If the top recommended action is "connect provider X" and a Tier 1 setup skill exists, offer to load it:

> Want me to walk through `subimage-setup:connect-<module>` now? It will ask for the values it needs (tenant id, account ids, etc.) and produce the Terraform / CloudFormation / CLI snippets.

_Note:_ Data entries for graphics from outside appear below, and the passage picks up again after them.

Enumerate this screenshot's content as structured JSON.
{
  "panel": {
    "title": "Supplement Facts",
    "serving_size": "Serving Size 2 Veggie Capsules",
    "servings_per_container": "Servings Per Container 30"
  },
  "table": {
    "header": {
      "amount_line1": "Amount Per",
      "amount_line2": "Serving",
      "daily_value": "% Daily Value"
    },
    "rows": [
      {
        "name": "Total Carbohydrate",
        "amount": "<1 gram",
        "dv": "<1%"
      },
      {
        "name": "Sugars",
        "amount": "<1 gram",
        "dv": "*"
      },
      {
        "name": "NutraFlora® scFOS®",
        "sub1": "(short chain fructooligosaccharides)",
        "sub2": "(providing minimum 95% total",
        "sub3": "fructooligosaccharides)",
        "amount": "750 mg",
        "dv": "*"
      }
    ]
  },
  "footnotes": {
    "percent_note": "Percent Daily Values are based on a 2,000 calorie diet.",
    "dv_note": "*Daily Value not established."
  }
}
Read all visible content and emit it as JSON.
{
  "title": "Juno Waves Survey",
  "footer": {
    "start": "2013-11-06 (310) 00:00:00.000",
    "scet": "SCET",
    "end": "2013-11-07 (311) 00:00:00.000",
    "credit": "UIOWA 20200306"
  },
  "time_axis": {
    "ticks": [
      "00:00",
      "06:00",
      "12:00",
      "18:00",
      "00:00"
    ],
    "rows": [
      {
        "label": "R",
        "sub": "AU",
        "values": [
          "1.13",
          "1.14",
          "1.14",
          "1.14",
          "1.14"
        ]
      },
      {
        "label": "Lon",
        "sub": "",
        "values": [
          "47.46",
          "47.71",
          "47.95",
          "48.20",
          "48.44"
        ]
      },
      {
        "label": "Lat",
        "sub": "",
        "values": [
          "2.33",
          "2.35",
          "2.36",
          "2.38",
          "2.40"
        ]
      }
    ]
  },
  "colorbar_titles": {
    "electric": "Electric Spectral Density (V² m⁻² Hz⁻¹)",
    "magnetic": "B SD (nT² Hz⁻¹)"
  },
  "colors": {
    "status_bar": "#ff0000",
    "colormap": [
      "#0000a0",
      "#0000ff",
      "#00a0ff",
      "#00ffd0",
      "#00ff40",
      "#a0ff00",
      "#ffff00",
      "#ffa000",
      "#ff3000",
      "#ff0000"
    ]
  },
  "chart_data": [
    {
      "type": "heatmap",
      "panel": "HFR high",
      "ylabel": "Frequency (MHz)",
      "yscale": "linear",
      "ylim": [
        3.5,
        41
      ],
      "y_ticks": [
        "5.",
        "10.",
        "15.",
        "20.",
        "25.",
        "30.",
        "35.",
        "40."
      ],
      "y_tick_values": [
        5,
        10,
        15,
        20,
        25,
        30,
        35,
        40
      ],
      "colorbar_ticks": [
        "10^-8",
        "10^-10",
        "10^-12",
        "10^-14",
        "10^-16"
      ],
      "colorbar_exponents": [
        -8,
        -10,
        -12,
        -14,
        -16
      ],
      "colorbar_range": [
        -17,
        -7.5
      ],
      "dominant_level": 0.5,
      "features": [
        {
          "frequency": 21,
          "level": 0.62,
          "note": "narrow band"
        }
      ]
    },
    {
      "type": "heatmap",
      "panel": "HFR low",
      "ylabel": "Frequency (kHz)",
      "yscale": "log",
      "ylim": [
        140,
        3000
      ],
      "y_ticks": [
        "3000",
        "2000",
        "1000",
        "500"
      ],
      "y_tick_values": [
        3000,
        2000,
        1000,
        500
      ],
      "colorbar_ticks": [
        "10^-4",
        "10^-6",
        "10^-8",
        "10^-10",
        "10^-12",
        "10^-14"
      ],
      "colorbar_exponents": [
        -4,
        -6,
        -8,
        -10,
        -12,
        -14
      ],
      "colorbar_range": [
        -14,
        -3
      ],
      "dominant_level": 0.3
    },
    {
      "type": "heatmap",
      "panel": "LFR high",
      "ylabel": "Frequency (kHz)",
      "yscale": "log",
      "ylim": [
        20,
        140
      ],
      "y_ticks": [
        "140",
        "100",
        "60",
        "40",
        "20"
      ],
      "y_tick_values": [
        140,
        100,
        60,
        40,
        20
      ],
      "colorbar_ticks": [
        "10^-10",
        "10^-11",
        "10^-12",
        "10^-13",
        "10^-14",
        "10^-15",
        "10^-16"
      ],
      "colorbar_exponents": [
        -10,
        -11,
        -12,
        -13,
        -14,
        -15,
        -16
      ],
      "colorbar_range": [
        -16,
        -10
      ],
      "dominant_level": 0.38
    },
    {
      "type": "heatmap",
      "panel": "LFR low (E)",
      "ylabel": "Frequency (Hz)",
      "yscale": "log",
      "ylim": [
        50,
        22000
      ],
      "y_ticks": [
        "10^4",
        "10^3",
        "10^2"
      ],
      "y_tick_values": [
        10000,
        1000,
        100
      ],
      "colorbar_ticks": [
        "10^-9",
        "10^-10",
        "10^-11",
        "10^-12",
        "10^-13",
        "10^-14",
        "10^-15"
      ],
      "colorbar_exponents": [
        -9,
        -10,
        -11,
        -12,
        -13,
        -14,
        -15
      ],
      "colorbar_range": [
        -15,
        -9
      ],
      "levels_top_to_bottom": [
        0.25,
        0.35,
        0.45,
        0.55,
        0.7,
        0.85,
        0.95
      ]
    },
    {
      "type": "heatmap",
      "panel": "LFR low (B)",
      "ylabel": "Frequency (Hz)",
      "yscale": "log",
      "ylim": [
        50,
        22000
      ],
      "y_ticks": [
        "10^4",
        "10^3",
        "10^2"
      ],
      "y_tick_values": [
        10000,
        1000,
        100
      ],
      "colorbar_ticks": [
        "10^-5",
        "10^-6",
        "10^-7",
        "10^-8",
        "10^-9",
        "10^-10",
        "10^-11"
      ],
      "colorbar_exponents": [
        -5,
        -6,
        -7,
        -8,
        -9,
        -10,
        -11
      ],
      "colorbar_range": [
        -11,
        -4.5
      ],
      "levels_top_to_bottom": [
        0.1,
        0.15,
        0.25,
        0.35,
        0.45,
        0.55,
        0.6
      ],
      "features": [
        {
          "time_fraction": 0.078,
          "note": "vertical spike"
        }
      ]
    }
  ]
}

Do not auto-load. The user opts in.

## Anti-patterns

- Treating manifest hits as authoritative. `boto3` in a requirements file does not mean AWS is in production; Terraform `provider "aws"` does.
- Recommending modules SubImage does not support. Only Tier 1 / Tier 2 modules. Note unsupported providers without linking.
- Generating a wall of findings. Top 5 is the budget; deeper goes into `subimage-mcp:triage-new-findings`.
- Pivoting into actually configuring a module from this skill. Hand off.
- Using Cypher to invent coverage data. Use `subimageListModules` directly; it is the canonical source.

## References

- Tool guide (always loaded by `subimageReadMe`): Domain 5 "Compliance & Security Findings", Domain 7 "Cloud CLI Command Generation" (for verification).
- Setup skills: `subimage-setup:connect-aws`, `subimage-setup:connect-gcp`, `subimage-setup:connect-azure`, `subimage-setup:connect-github`, `subimage-setup:connect-kubernetes-outpost`.
- Findings triage follow-up: `subimage-mcp:triage-new-findings`.